A noteworthy finding in this patient was the peculiar orange branching pigment that appeared to be present within the inferotemporal cystic space.  Clinically, the pigment appeared to be present on the underside of the inner cyst, rather than present under the retina.  It is uncertain how this pigment migrated to this area.  If a break were present within the retinal layers to allow for pigment migration, one would think that the retinal cyst would simply collapse or have not formed.

Figure 6: B-scan ultrasonography of the inferotemporal retinal mass-like lesion.  The retinal is detached and a hypoechoic cavity representing a large cystic space is observed.  No masses are detected.
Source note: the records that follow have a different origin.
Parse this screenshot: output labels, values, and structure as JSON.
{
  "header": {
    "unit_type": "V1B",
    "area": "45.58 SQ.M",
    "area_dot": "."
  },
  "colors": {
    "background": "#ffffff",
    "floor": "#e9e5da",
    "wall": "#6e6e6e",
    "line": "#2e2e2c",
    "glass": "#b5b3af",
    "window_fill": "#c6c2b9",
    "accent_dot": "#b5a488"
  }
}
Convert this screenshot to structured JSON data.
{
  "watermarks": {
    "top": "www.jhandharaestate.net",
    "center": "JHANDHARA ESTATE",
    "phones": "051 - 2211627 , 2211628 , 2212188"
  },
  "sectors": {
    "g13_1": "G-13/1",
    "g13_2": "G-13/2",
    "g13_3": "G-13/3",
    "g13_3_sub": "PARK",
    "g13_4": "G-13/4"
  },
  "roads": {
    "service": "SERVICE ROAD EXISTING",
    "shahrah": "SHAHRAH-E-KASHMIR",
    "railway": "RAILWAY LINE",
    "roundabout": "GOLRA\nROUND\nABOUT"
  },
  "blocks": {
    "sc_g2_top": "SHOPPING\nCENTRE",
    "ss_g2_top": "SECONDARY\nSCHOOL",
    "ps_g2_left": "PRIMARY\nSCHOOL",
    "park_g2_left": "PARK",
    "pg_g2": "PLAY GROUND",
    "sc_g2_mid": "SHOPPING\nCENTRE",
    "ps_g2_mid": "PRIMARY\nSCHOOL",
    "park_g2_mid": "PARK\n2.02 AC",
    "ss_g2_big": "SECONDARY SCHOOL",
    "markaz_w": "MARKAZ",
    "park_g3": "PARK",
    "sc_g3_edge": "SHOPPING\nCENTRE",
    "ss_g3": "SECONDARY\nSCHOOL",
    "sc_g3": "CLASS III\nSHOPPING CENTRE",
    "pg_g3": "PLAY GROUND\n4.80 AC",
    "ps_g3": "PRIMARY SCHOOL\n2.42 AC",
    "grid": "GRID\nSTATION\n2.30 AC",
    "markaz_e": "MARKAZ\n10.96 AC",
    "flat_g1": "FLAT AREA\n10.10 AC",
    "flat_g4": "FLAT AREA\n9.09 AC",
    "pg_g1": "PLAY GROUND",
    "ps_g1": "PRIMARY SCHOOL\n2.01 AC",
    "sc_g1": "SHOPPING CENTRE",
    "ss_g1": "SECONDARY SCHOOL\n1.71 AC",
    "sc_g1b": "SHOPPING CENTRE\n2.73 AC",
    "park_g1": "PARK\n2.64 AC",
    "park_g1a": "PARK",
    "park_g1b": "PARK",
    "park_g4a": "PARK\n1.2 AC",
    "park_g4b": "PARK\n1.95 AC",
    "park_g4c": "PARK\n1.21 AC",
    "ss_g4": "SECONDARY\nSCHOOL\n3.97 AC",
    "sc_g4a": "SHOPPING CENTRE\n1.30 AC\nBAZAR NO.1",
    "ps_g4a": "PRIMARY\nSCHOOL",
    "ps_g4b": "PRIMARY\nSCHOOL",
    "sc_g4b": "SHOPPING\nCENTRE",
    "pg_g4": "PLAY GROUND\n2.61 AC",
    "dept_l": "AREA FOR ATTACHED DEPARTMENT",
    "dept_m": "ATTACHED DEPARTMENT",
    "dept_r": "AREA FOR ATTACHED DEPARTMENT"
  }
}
Figure 7: B-scan ultrasonography of the nasal lesion of the left eye.  The retina is detached with a hypoechoic cavity, representing a retinal macrocyst.

Discussion

Long-standing, chronic retinal detachment can cause changes in retinal anatomy such as retinal pigmentary atrophy, demarcation lines, retinal macrocyst formation, and neovascularization.1-6 Retinal macrocysts were first described in depth by Hagler and North in 1967, who emphasized their occurrence in the setting of chronic retinal detachment.1 These authors reviewed 1,112 eyes and found a 3% incidence of macrocysts.  The macrocysts were specifically associated with retinal detachments of more than six months duration, and tended to be both well-circumscribed and located at the equator.1 Subsequent reports described retinal macrocysts associated with retinal dialysis and extending to the ora serrata.2-4 One series of 196 patients with retinal dialysis found that 11% developed macrocysts, and only patients with detachments of one year or more had macrocysts.4

 

Retinal macrocysts occur in the outer plexiform layer of the retina, hypothesized to be due to the loose synaptic connections and watershed area of retinal circulation in this layer.7 Macrocysts are usually well-demarcated and have a smooth surface.  Furthermore, retinal macrocysts typically do not require any particular attention during surgical repair of the detachment and spontaneously resolve with retinal reattachment.  However, when the macrocyst is localized at or near a retinal break it can prevent retinal reattachment.  Therefore, surgical drainage of the cyst in these cases is advocated.2 As an alternative to surgical drainage, particularly when placing a scleral buckle, a recent case report advocated using an Nd:YAG laser to drain the cyst prior to surgery to aid in reattachment with good results.7

Take Home Points

  • Retinal macrocysts are commonly associated with long-standing retinal detachments from retinal dialysis
  • Macrocysts typically do not require any particular treatment and tend to resolve with retinal reattachment.
  • If a retinal macrocyst is located near a retinal break or dialysis, surgical drainage is indicated.  Nd:YAG laser disrupt the cyst is a possible alternative to surgical drainage.

Want to Subscribe to Case of the Month?

References

  1. Hagler WS, North AW.  Intraretinal macrocysts and retinal detachment  Trans Am Acad Ophthalmol Otolargyngol 1967;71:422-454.
  2. Marcus DF, Aaberg TM.  Intraretinal macrocysts in retinal detachment.  Arch Ophthalmol 1979;97:1273-1275.
  3. Hagler WS.  Retinal dialysis: a statistical and genetic study to determine pathogenic factors.  Trans Am Ophthalmol Soc 1980;78:686-733.
  4. Zion VM, Burton TC.  Retinal dialysis.  Arch Ophthalmol 1980;98:1971-74.
  5. Labriola LT, Brant AM, Eller AW.  Chronic retinal detachment with secondary retinal macrocyst and peripheral neovascularization.  Semin Ophthlamol 2009;24:2-4.
  6. Verdaguer P, Nadal J.  Intraretinal cyst secondary to longstanding retinal detachment. Eur J Ophthalmol 2012;22:506-8.
  7. Mendis KR, Hewick SA.  Internal drainage of a retinal macrocyst with an Nd:YAG laser to aid primary retinal reattachment.  Arch Ophthalmol 2009;127:791-2.